2. Designs programs of child, youth, and family care which address the child’s developmental status, understanding, capacity, and age.

F. Recognizes that there are differences in the needs of children, youth and families.

1. Meets each client’s needs on an individual basis.

2. Considers the implications of acceptance for the child, other children, and the family when gratuities or benefits are offered from a child, youth  or family.

G. Recognizes that competent service often requires collaboration. Such service is a cooperative effort drawing upon the expertise of many.

1. Administers medication prescribed by the lawful prescribing practitioner in accordance with the prescribed directions and only for medical purposes.
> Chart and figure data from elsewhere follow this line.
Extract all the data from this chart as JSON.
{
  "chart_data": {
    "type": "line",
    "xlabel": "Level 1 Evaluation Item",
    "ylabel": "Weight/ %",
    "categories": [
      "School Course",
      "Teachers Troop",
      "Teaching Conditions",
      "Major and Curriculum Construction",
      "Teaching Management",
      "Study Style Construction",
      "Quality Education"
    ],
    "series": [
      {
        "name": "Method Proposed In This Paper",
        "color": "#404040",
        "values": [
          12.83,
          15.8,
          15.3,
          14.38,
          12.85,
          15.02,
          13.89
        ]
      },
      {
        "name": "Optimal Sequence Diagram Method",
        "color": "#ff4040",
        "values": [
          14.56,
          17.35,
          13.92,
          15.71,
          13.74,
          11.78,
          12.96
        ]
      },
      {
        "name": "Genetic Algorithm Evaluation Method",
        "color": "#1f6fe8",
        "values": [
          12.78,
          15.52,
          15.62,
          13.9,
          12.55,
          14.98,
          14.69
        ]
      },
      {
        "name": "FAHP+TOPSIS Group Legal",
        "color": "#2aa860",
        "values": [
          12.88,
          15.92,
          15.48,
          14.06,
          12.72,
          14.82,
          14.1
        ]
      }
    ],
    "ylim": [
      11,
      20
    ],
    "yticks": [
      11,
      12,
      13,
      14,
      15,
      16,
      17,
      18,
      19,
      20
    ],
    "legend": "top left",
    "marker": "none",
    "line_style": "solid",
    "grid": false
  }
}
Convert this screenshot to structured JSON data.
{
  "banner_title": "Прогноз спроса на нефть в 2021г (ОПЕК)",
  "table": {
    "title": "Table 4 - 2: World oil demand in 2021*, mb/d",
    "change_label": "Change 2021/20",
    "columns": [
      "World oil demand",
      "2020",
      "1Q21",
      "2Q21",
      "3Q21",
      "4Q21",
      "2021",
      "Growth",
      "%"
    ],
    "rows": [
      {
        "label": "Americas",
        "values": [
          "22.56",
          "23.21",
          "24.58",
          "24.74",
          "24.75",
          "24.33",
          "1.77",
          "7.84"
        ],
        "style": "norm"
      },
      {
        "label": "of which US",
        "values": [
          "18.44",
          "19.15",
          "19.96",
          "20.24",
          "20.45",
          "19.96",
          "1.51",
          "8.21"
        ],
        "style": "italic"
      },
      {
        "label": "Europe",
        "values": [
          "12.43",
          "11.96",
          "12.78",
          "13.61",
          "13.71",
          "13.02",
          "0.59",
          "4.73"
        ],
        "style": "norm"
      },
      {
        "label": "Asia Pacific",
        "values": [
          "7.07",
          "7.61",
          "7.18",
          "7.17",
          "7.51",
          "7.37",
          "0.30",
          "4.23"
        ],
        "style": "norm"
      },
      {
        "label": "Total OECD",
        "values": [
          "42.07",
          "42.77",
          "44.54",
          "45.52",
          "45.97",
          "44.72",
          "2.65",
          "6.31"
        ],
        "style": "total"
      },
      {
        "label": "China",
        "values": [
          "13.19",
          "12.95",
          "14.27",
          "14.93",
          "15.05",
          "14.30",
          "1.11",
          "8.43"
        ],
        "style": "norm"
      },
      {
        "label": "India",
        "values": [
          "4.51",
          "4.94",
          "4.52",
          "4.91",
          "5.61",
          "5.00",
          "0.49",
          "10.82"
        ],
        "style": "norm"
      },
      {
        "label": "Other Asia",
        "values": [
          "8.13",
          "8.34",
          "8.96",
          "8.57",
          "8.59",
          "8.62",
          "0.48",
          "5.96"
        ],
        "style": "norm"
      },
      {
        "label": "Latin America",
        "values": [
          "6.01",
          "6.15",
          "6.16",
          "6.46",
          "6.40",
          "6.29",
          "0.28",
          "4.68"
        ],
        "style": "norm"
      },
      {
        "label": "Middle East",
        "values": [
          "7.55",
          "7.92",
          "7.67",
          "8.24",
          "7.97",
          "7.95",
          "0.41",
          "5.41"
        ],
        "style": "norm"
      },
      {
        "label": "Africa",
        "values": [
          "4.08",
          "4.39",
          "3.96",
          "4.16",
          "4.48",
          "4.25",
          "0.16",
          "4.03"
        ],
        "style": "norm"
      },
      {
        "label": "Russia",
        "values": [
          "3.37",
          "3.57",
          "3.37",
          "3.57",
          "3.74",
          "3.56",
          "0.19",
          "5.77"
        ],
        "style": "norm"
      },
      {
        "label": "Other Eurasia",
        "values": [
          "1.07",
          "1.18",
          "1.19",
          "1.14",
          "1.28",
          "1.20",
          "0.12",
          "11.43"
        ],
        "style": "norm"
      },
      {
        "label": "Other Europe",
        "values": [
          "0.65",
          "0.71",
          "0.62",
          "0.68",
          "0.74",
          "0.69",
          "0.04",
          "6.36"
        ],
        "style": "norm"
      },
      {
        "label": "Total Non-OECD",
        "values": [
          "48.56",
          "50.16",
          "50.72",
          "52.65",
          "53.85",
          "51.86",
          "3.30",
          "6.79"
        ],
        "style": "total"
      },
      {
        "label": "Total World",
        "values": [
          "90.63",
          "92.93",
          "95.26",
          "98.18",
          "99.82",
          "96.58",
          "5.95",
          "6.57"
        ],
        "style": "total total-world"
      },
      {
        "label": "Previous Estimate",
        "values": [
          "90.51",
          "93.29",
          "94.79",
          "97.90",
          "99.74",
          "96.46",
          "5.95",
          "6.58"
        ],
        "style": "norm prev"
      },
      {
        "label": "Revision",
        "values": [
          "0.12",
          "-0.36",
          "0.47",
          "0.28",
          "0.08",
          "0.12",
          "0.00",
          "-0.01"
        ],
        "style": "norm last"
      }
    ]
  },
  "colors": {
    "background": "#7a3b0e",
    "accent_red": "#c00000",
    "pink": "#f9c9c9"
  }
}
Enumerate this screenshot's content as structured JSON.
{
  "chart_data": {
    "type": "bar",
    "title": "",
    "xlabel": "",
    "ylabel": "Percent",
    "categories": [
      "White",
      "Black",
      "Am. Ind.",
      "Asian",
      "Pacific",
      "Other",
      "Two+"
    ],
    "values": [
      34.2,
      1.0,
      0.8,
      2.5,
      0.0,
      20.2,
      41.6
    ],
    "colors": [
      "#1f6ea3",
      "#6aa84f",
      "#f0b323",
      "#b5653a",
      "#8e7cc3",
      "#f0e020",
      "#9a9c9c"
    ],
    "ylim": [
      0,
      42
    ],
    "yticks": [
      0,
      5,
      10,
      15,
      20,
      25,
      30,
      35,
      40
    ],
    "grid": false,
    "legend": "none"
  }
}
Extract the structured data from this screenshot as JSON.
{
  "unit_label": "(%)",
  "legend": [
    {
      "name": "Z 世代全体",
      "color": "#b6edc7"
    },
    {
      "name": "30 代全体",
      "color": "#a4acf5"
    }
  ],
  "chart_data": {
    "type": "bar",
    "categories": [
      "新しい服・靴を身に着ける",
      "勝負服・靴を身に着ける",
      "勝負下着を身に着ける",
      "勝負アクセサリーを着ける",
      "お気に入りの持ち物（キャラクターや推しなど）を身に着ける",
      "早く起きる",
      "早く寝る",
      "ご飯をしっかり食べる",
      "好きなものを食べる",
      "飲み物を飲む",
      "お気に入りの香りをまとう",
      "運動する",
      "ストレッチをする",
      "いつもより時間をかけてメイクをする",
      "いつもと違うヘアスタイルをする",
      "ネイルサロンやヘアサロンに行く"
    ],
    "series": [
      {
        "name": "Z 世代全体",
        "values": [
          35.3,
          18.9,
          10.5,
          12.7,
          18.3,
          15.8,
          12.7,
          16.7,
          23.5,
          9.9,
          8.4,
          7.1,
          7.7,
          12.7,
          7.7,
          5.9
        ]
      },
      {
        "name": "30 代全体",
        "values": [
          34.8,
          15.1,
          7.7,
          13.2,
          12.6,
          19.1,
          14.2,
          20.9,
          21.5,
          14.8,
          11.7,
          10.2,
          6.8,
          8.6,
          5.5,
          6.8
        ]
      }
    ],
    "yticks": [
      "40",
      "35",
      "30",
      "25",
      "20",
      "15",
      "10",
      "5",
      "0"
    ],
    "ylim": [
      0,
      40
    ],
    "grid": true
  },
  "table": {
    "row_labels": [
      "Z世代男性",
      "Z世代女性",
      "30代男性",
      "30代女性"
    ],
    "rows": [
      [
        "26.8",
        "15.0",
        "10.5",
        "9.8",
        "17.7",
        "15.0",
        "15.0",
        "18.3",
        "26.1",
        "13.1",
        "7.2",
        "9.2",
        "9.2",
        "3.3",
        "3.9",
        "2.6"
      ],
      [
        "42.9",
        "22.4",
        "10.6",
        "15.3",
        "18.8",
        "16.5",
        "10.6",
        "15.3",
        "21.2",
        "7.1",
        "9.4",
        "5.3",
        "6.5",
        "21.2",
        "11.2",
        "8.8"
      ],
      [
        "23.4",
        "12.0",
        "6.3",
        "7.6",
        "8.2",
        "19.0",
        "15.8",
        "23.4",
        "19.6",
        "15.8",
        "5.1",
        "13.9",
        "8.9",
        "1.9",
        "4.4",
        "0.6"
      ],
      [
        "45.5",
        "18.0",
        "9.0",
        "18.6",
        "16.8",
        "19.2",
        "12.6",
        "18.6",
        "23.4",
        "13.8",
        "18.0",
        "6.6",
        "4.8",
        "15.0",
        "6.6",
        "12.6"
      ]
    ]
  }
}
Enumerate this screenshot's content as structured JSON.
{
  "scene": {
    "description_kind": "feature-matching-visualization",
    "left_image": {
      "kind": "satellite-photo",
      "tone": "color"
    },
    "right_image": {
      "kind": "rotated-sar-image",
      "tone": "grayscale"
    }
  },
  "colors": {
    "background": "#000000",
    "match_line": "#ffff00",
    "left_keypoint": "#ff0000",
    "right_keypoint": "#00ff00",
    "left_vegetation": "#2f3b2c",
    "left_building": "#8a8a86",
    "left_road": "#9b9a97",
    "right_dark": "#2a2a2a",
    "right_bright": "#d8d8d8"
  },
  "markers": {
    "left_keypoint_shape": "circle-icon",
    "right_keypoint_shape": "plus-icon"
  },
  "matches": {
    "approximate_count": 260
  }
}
Seeks consultation when necessary.

2. Refers the client to other professionals and/or seeks assistance to ensure appropriate services.

3. Observes, assesses, and evaluates services/treatments prescribed or designed by other professionals.

H. Recognizes the client’s membership within a family and community, and facilitates the participation of significant others in service to the client.

I. Fosters client self determination.

J. Respects the privacy of clients and holds in confidence information obtained in the course of professional service.

K. Ensures that the boundaries between professional and personal relationships with clients is explicitly understood and respected, and that the practitioner’s behavior is appropriate to this difference.

1. Sexual intimacy with a client, or the family member of a client, is unethical.



A. Treats colleagues with respect, courtesy, fairness, and good faith.

B. Relates to the clients of colleagues with professional consideration.

C. Respects the commitments made to the employer/employing organization.


A. Recognizes that in situations of professional practice the standards in this code shall guide the resolution of ethical conflicts.

B. Promotes ethical conduct by members of the profession.

1. Seeks arbitration or mediation when conflicts with colleagues require                                  consultation and if an informal resolution seems appropriate.

2. Reports ethical violations to appropriate persons and/or bodies when an informal resolution is not appropriate.

C. Encourages collaborative participation by professionals, client, family and community to share responsibility for client outcomes.

D. Ensures that research is designed, conducted, and reported in accordance with high quality Child and Youth Care practice, and recognized standards of scholarship, and research ethics.

E. Ensures that education and training programs are competently designed and delivered.

1. Programs meet the requirements/claims set forth by the program.

2. Experiences provided are properly supervised.

F. Ensures that administrators and supervisors lead programs in high quality and ethical practice in relation to clients, staff, governing bodies, and the community.

1. Provides support for professional growth.

2. Evaluates staff on the basis of performance on established  requirements.


A. Contributes to the profession in making services available to the public.

B. Promotes understanding and facilitates acceptance of diversity in society.

C. Demonstrates the standards of this Code with students and volunteers.

D. Encourages informed participation by the public in shaping social policies and institutions.


2Client is defined as the child, family, and former clients.